There is a reasonable mechanism by which persistent viral infections might raise the risk of Alzheimer's disease: amyloid-β is an antimicrobial peptide, a part of the innate immune system. The presence of viral particles will contribute to greater production of amyloid-β, which will accelerate the pace at which amyloid-β might aggregate in older individuals due to an imbalance between production and clearance. The aggregates then cause the usual progression to neural inflammation, damage, and cognitive decline. Does the epidemiological data support a role for persistent herpes viruses in Alzheimer's risk, however? Previous studies suggested yes, but here researchers dismantle and refute one of those studies, while suggesting that people need to be more careful when using statistics. This sequence of events happens more often than you might think in the research community.
Like all types of dementia, Alzheimer's disease is characterized by massive death of brain cells, the neurons. Identifying the reason why neurons begin and continue to die in the brains of Alzheimer's disease patients is an active area of research. One theory that has gained traction in the past year is that certain microbial infections, such as those caused by viruses, can trigger Alzheimer's disease. A 2018 study reported increased levels of human herpesvirus in the postmortem brain tissues of more than 1,000 patients with Alzheimer's disease when compared to the brain tissues of healthy-aging subjects or those suffering from a different neurodegenerative condition.
Surprisingly, when researchers reanalyzed the data sets from the 2018 study using the identical statistical methods with rigorous filtering, as well as four commonly used statistical tools, they were unable to produce the same results. The team was motivated to reanalyze the data from the previous study because they observed that while the p-values (a statistical parameter that predicts the probability of obtaining the observed results of a test, assuming that other conditions are correct) were highly significant, they were being ascribed to data in which the differences were not visually appreciable. Moreover, the p-values did not fit with simple logistic regression - a statistical analysis that predicts the outcome of the data as one of two defined states. In fact, after several types of rigorous statistical tests, they found no link between the abundance of herpes viral DNA or RNA and likelihood of Alzheimer's disease in this cohort.

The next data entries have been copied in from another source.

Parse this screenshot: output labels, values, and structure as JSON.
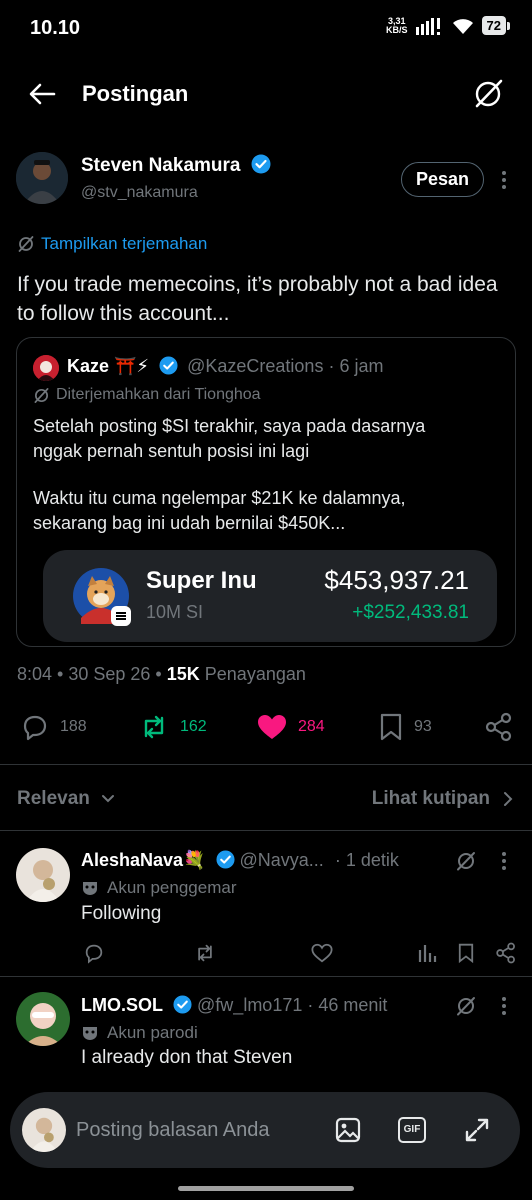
{
  "status_bar": {
    "time": "10.10",
    "speed_value": "3,31",
    "speed_unit": "KB/S",
    "battery": "72"
  },
  "header": {
    "title": "Postingan"
  },
  "post": {
    "author_name": "Steven Nakamura",
    "author_handle": "@stv_nakamura",
    "message_button": "Pesan",
    "translate_link": "Tampilkan terjemahan",
    "text": "If you trade memecoins, it’s probably not a bad idea to follow this account...",
    "meta_time": "8:04 • 30 Sep 26 •",
    "views_count": "15K",
    "views_label": "Penayangan",
    "quote": {
      "author_name": "Kaze ⛩️⚡",
      "author_handle": "@KazeCreations",
      "time": "· 6 jam",
      "translated_label": "Diterjemahkan dari Tionghoa",
      "text_line1": "Setelah posting $SI terakhir, saya pada dasarnya",
      "text_line2": "nggak pernah sentuh posisi ini lagi",
      "text_line3": "Waktu itu cuma ngelempar $21K ke dalamnya,",
      "text_line4": "sekarang bag ini udah bernilai $450K...",
      "token": {
        "name": "Super Inu",
        "amount": "10M SI",
        "value": "$453,937.21",
        "change": "+$252,433.81",
        "change_color": "#00ba7c"
      }
    },
    "actions": {
      "replies": "188",
      "reposts": "162",
      "likes": "284",
      "bookmarks": "93"
    }
  },
  "filter": {
    "sort_label": "Relevan",
    "quotes_label": "Lihat kutipan"
  },
  "replies": [
    {
      "name": "AleshaNava💐",
      "handle": "@Navya...",
      "time": "· 1 detik",
      "badge": "Akun penggemar",
      "text": "Following"
    },
    {
      "name": "LMO.SOL",
      "handle": "@fw_lmo171",
      "time": "· 46 menit",
      "badge": "Akun parodi",
      "text": "I already don that Steven"
    }
  ],
  "reply_bar": {
    "placeholder": "Posting balasan Anda",
    "gif_label": "GIF"
  },
  "colors": {
    "accent": "#1d9bf0",
    "like": "#f91880",
    "repost": "#00ba7c",
    "muted": "#71767b"
  }
}
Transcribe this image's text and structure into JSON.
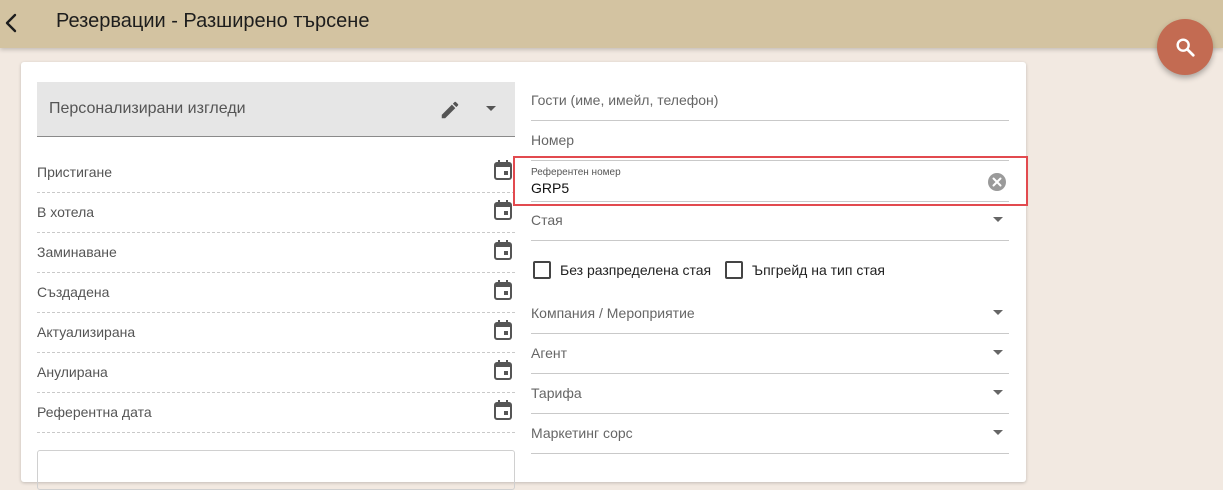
{
  "header": {
    "title": "Резервации - Разширено търсене"
  },
  "views": {
    "label": "Персонализирани изгледи"
  },
  "date_filters": [
    {
      "label": "Пристигане"
    },
    {
      "label": "В хотела"
    },
    {
      "label": "Заминаване"
    },
    {
      "label": "Създадена"
    },
    {
      "label": "Актуализирана"
    },
    {
      "label": "Анулирана"
    },
    {
      "label": "Референтна дата"
    }
  ],
  "fields": {
    "guests": {
      "label": "Гости (име, имейл, телефон)"
    },
    "number": {
      "label": "Номер"
    },
    "reference": {
      "label": "Референтен номер",
      "value": "GRP5"
    },
    "room": {
      "label": "Стая"
    },
    "company": {
      "label": "Компания / Мероприятие"
    },
    "agent": {
      "label": "Агент"
    },
    "rate": {
      "label": "Тарифа"
    },
    "marketing": {
      "label": "Маркетинг сорс"
    }
  },
  "checkboxes": {
    "unassigned_room": {
      "label": "Без разпределена стая",
      "checked": false
    },
    "upgrade_room_type": {
      "label": "Ъпгрейд на тип стая",
      "checked": false
    }
  },
  "colors": {
    "topbar": "#d3c3a1",
    "fab": "#c36b52",
    "highlight": "#e24a4f",
    "background": "#f2e9e1"
  }
}
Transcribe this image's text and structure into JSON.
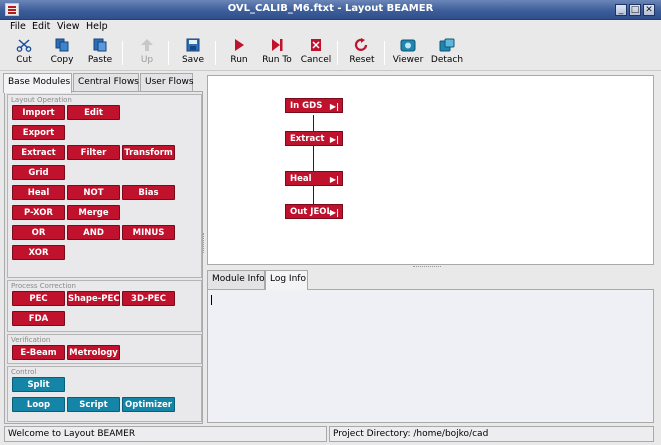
{
  "window": {
    "title": "OVL_CALIB_M6.ftxt - Layout BEAMER"
  },
  "menu": [
    "File",
    "Edit",
    "View",
    "Help"
  ],
  "toolbar": {
    "cut": "Cut",
    "copy": "Copy",
    "paste": "Paste",
    "up": "Up",
    "save": "Save",
    "run": "Run",
    "run_to": "Run To",
    "cancel": "Cancel",
    "reset": "Reset",
    "viewer": "Viewer",
    "detach": "Detach"
  },
  "left_tabs": [
    "Base Modules",
    "Central Flows",
    "User Flows"
  ],
  "groups": {
    "layout_operation": {
      "title": "Layout Operation",
      "modules": [
        "Import",
        "Edit",
        "Export",
        "Extract",
        "Filter",
        "Transform",
        "Grid",
        "Heal",
        "NOT",
        "Bias",
        "P-XOR",
        "Merge",
        "OR",
        "AND",
        "MINUS",
        "XOR"
      ]
    },
    "process_correction": {
      "title": "Process Correction",
      "modules": [
        "PEC",
        "Shape-PEC",
        "3D-PEC",
        "FDA"
      ]
    },
    "verification": {
      "title": "Verification",
      "modules": [
        "E-Beam",
        "Metrology"
      ]
    },
    "control": {
      "title": "Control",
      "modules": [
        "Split",
        "Loop",
        "Script",
        "Optimizer"
      ]
    }
  },
  "flow_nodes": [
    "In GDS",
    "Extract",
    "Heal",
    "Out JEOL"
  ],
  "right_tabs": [
    "Module Info",
    "Log Info"
  ],
  "status": {
    "message": "Welcome to Layout BEAMER",
    "project": "Project Directory: /home/bojko/cad"
  },
  "colors": {
    "module": "#c0122d",
    "control": "#1485a7",
    "titlebar": "#3d5e9a"
  }
}
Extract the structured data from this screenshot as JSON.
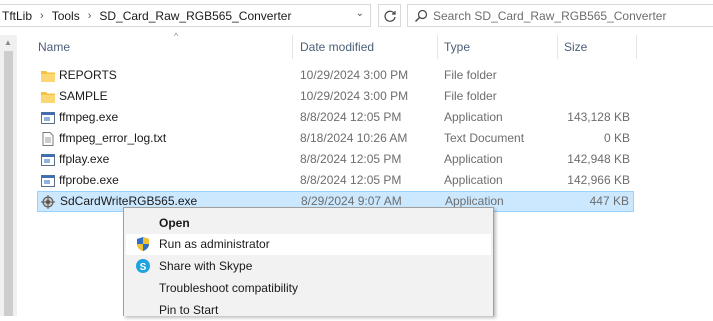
{
  "breadcrumb": [
    "TftLib",
    "Tools",
    "SD_Card_Raw_RGB565_Converter"
  ],
  "search": {
    "placeholder": "Search SD_Card_Raw_RGB565_Converter"
  },
  "columns": {
    "name": "Name",
    "date": "Date modified",
    "type": "Type",
    "size": "Size"
  },
  "files": [
    {
      "name": "REPORTS",
      "date": "10/29/2024 3:00 PM",
      "type": "File folder",
      "size": "",
      "icon": "folder-icon"
    },
    {
      "name": "SAMPLE",
      "date": "10/29/2024 3:00 PM",
      "type": "File folder",
      "size": "",
      "icon": "folder-icon"
    },
    {
      "name": "ffmpeg.exe",
      "date": "8/8/2024 12:05 PM",
      "type": "Application",
      "size": "143,128 KB",
      "icon": "application-icon"
    },
    {
      "name": "ffmpeg_error_log.txt",
      "date": "8/18/2024 10:26 AM",
      "type": "Text Document",
      "size": "0 KB",
      "icon": "text-file-icon"
    },
    {
      "name": "ffplay.exe",
      "date": "8/8/2024 12:05 PM",
      "type": "Application",
      "size": "142,948 KB",
      "icon": "application-icon"
    },
    {
      "name": "ffprobe.exe",
      "date": "8/8/2024 12:05 PM",
      "type": "Application",
      "size": "142,966 KB",
      "icon": "application-icon"
    },
    {
      "name": "SdCardWriteRGB565.exe",
      "date": "8/29/2024 9:07 AM",
      "type": "Application",
      "size": "447 KB",
      "icon": "program-icon",
      "selected": true
    }
  ],
  "context_menu": [
    {
      "label": "Open",
      "bold": true,
      "icon": ""
    },
    {
      "label": "Run as administrator",
      "icon": "uac-shield-icon",
      "hover": true
    },
    {
      "label": "Share with Skype",
      "icon": "skype-icon"
    },
    {
      "label": "Troubleshoot compatibility",
      "icon": ""
    },
    {
      "label": "Pin to Start",
      "icon": ""
    }
  ],
  "colors": {
    "selection_bg": "#cce8ff",
    "selection_border": "#99d1ff",
    "header_text": "#4c607a",
    "folder": "#f5c342"
  }
}
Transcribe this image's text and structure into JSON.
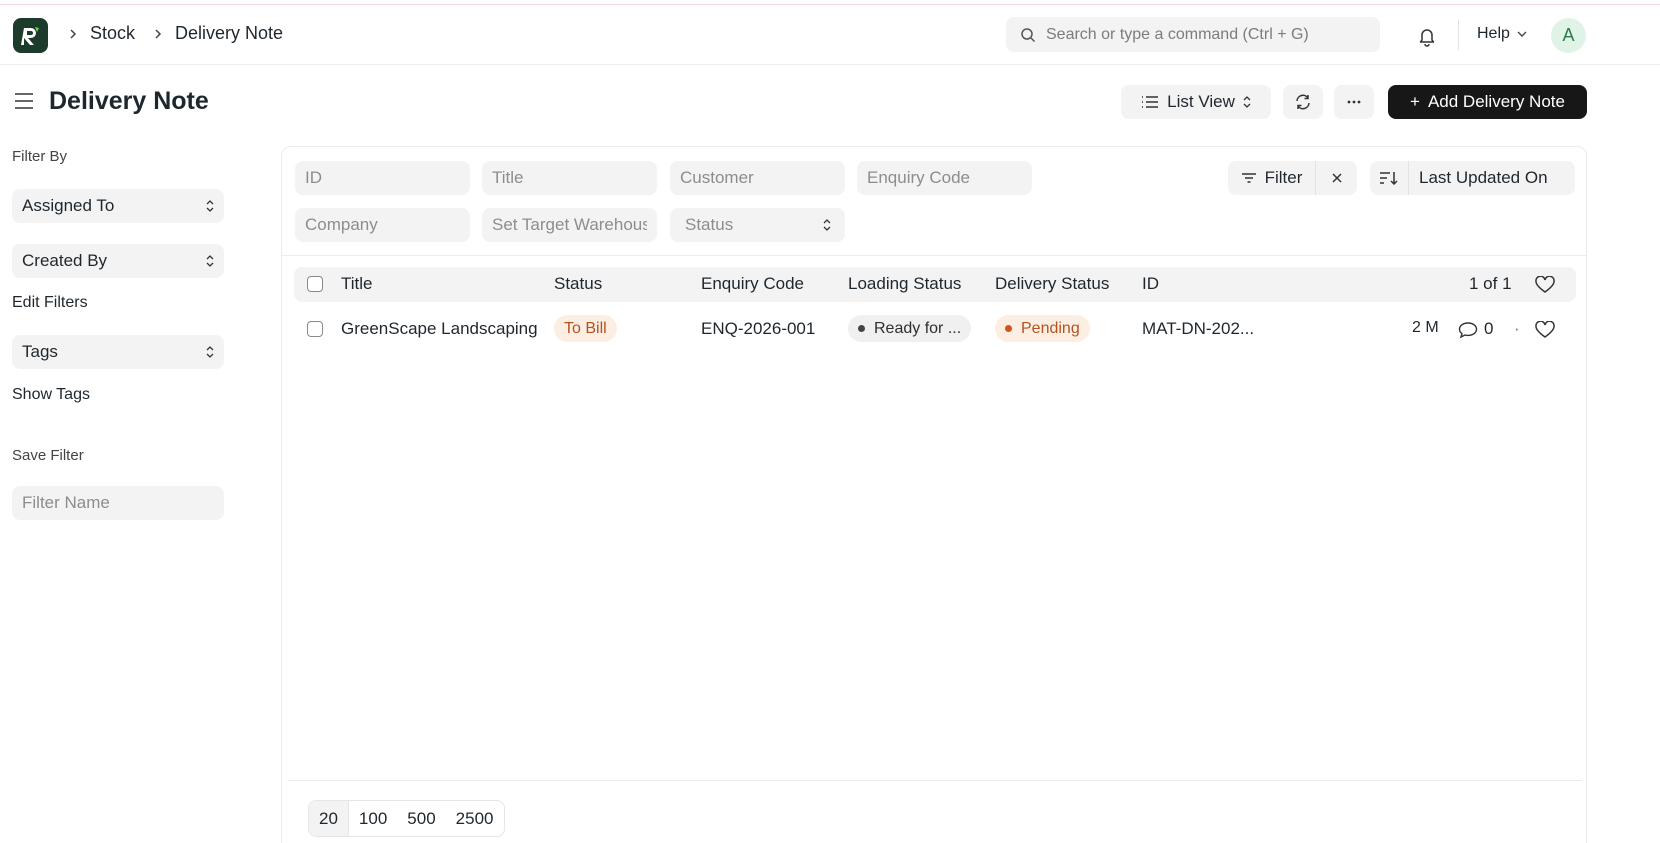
{
  "navbar": {
    "breadcrumbs": [
      "Stock",
      "Delivery Note"
    ],
    "search_placeholder": "Search or type a command (Ctrl + G)",
    "help_label": "Help",
    "avatar_initial": "A"
  },
  "page": {
    "title": "Delivery Note",
    "list_view_label": "List View",
    "add_button_label": "Add Delivery Note"
  },
  "sidebar": {
    "filter_by_label": "Filter By",
    "assigned_to": "Assigned To",
    "created_by": "Created By",
    "edit_filters": "Edit Filters",
    "tags": "Tags",
    "show_tags": "Show Tags",
    "save_filter_label": "Save Filter",
    "filter_name_placeholder": "Filter Name"
  },
  "filters": {
    "id_placeholder": "ID",
    "title_placeholder": "Title",
    "customer_placeholder": "Customer",
    "enquiry_code_placeholder": "Enquiry Code",
    "company_placeholder": "Company",
    "target_warehouse_placeholder": "Set Target Warehouse",
    "status_placeholder": "Status",
    "filter_button": "Filter",
    "sort_label": "Last Updated On"
  },
  "table": {
    "columns": [
      "Title",
      "Status",
      "Enquiry Code",
      "Loading Status",
      "Delivery Status",
      "ID"
    ],
    "count_label": "1 of 1",
    "rows": [
      {
        "title": "GreenScape Landscaping",
        "status": "To Bill",
        "enquiry_code": "ENQ-2026-001",
        "loading_status": "Ready for ...",
        "delivery_status": "Pending",
        "id": "MAT-DN-202...",
        "modified": "2 M",
        "comments": "0"
      }
    ]
  },
  "pagination": {
    "page_sizes": [
      "20",
      "100",
      "500",
      "2500"
    ],
    "selected": "20"
  },
  "colors": {
    "primary_button": "#171717",
    "logo_bg": "#1c3b2b",
    "status_orange_bg": "#fdeee3",
    "status_orange_text": "#b4531e"
  }
}
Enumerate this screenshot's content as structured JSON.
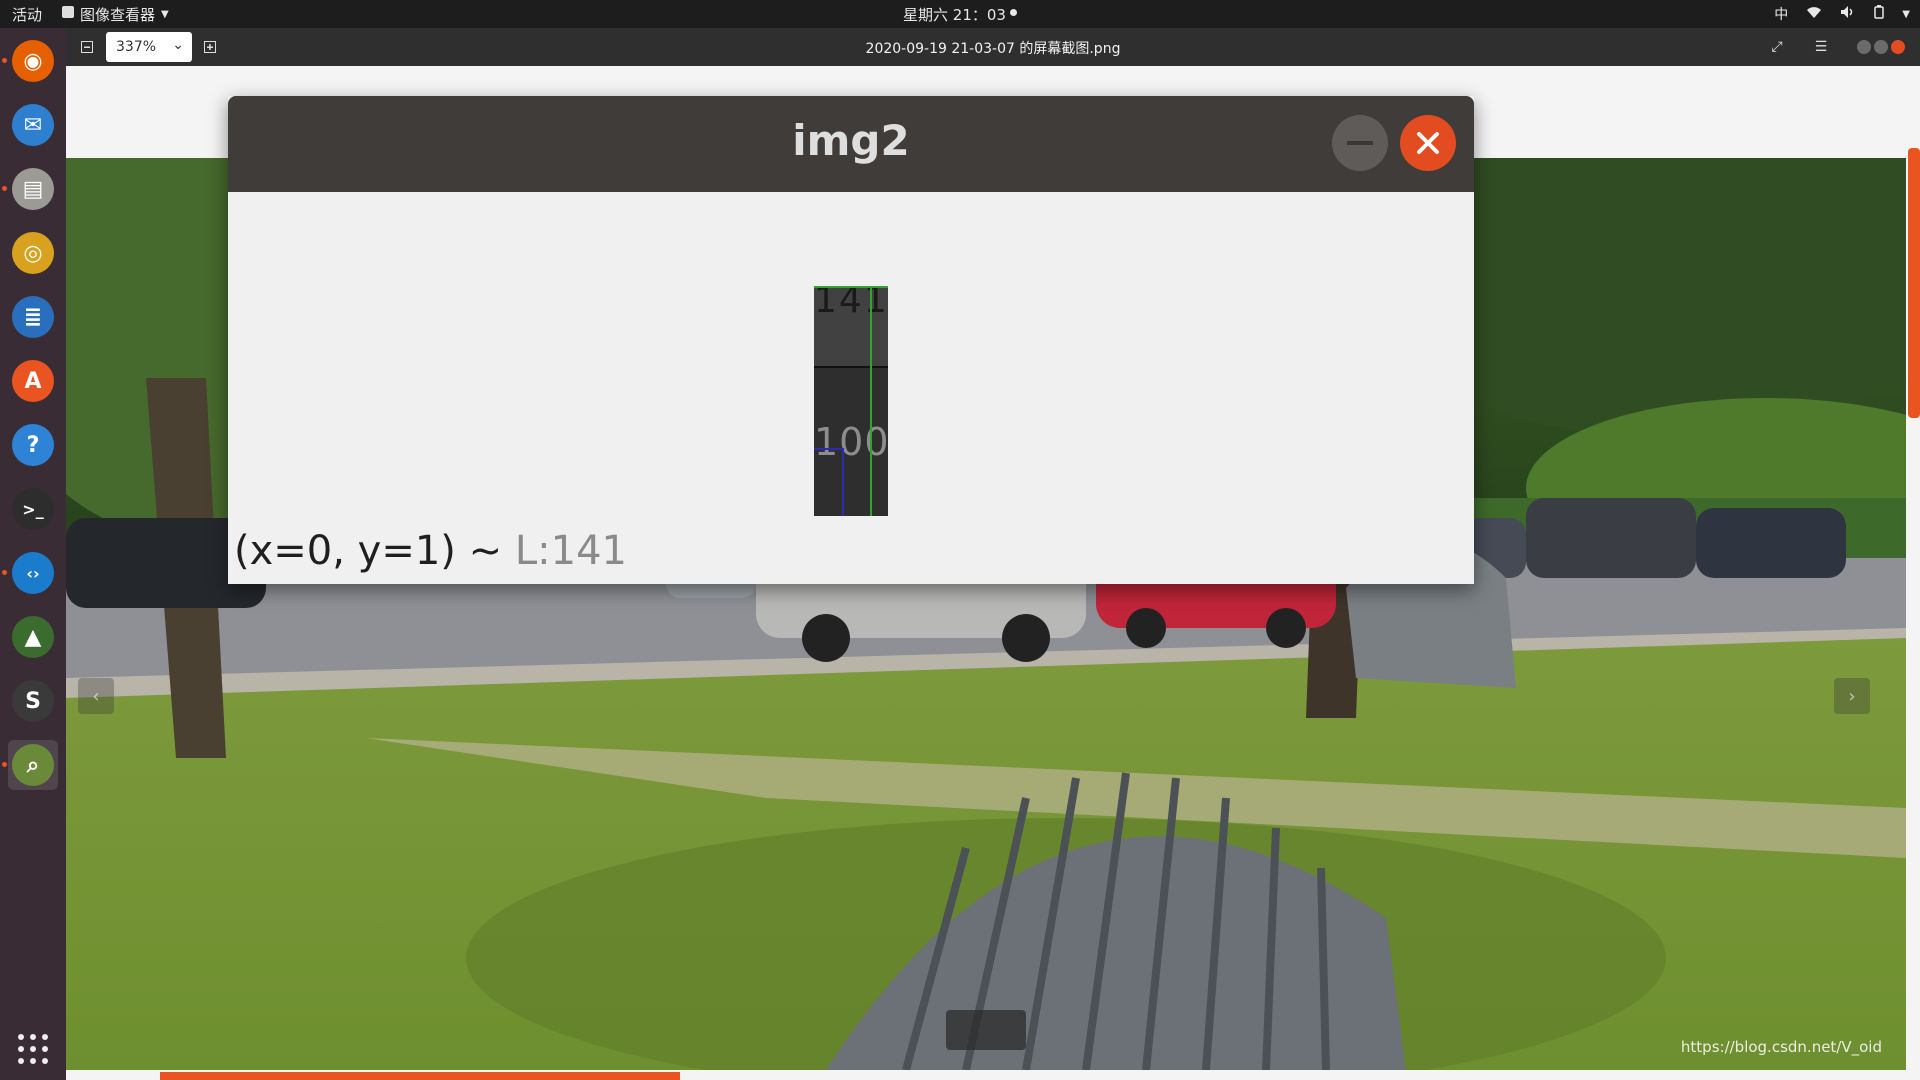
{
  "topbar": {
    "activities": "活动",
    "app_name": "图像查看器",
    "clock": "星期六 21：03",
    "input_method": "中"
  },
  "dock": {
    "items": [
      {
        "name": "firefox",
        "icon": "firefox-icon",
        "color": "#e66000",
        "active": false
      },
      {
        "name": "thunderbird",
        "icon": "mail-icon",
        "color": "#2f7fd1",
        "active": false
      },
      {
        "name": "files",
        "icon": "files-icon",
        "color": "#9c9a95",
        "active": false
      },
      {
        "name": "rhythmbox",
        "icon": "music-icon",
        "color": "#d9a21e",
        "active": false
      },
      {
        "name": "libreoffice-writer",
        "icon": "writer-icon",
        "color": "#2a6fbd",
        "active": false
      },
      {
        "name": "software",
        "icon": "software-store-icon",
        "color": "#e95420",
        "active": false
      },
      {
        "name": "help",
        "icon": "help-icon",
        "color": "#2f83d7",
        "active": false
      },
      {
        "name": "terminal",
        "icon": "terminal-icon",
        "color": "#2d2d2d",
        "active": false
      },
      {
        "name": "vscode",
        "icon": "vscode-icon",
        "color": "#1c7ccc",
        "active": false
      },
      {
        "name": "inkscape",
        "icon": "inkscape-icon",
        "color": "#3b6b2e",
        "active": false
      },
      {
        "name": "sublime",
        "icon": "sublime-icon",
        "color": "#3a3a3a",
        "active": false
      },
      {
        "name": "image-viewer",
        "icon": "image-viewer-icon",
        "color": "#6a8a3a",
        "active": true
      }
    ],
    "show_apps_icon": "app-grid-icon"
  },
  "viewer": {
    "zoom": "337%",
    "file_title": "2020-09-19 21-03-07 的屏幕截图.png",
    "watermark": "https://blog.csdn.net/V_oid"
  },
  "cv_window": {
    "title": "img2",
    "pixel_top_value": "141",
    "pixel_bottom_value": "100",
    "status_coords": "(x=0, y=1) ~ ",
    "status_value": "L:141"
  }
}
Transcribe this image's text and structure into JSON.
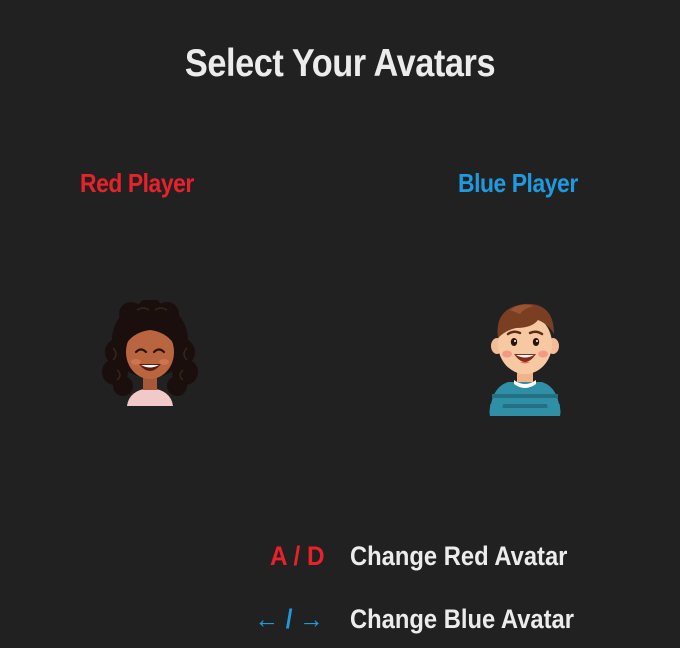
{
  "screen": {
    "title": "Select Your Avatars",
    "background_color": "#212121"
  },
  "players": [
    {
      "label": "Red Player",
      "color": "#e8222a",
      "avatar_icon": "girl-curly-hair-avatar-icon"
    },
    {
      "label": "Blue Player",
      "color": "#1e9ae0",
      "avatar_icon": "boy-teal-shirt-avatar-icon"
    }
  ],
  "controls": [
    {
      "keys": "A / D",
      "action": "Change Red Avatar",
      "color": "#e8222a"
    },
    {
      "keys": "← / →",
      "action": "Change Blue Avatar",
      "color": "#1e9ae0"
    }
  ]
}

"As high-throughput 'omics' technologies, which include those for genomics, proteomics, metabolomics and others, become affordable and easily available, there is a rising trend toward 'big data' in basic biomedical research. In these situations, given the massive amounts of data that have to be mined and extracted in a short time, researchers may be tempted to rely solely on p-values to interpret results and arrive at conclusions. Our study highlights one of the potential pitfalls of over-reliance on p-values. While p-values are a very valuable statistical parameter, they cannot be used as a stand-alone measure of statistical correlation - data sets from high-throughput procedures still need to be carefully plotted to visualize the spread of the data. Data sets also have to be used in conjunction with accurately calculated p-values to make gene-disease associations that are statistically correct and biologically meaningful."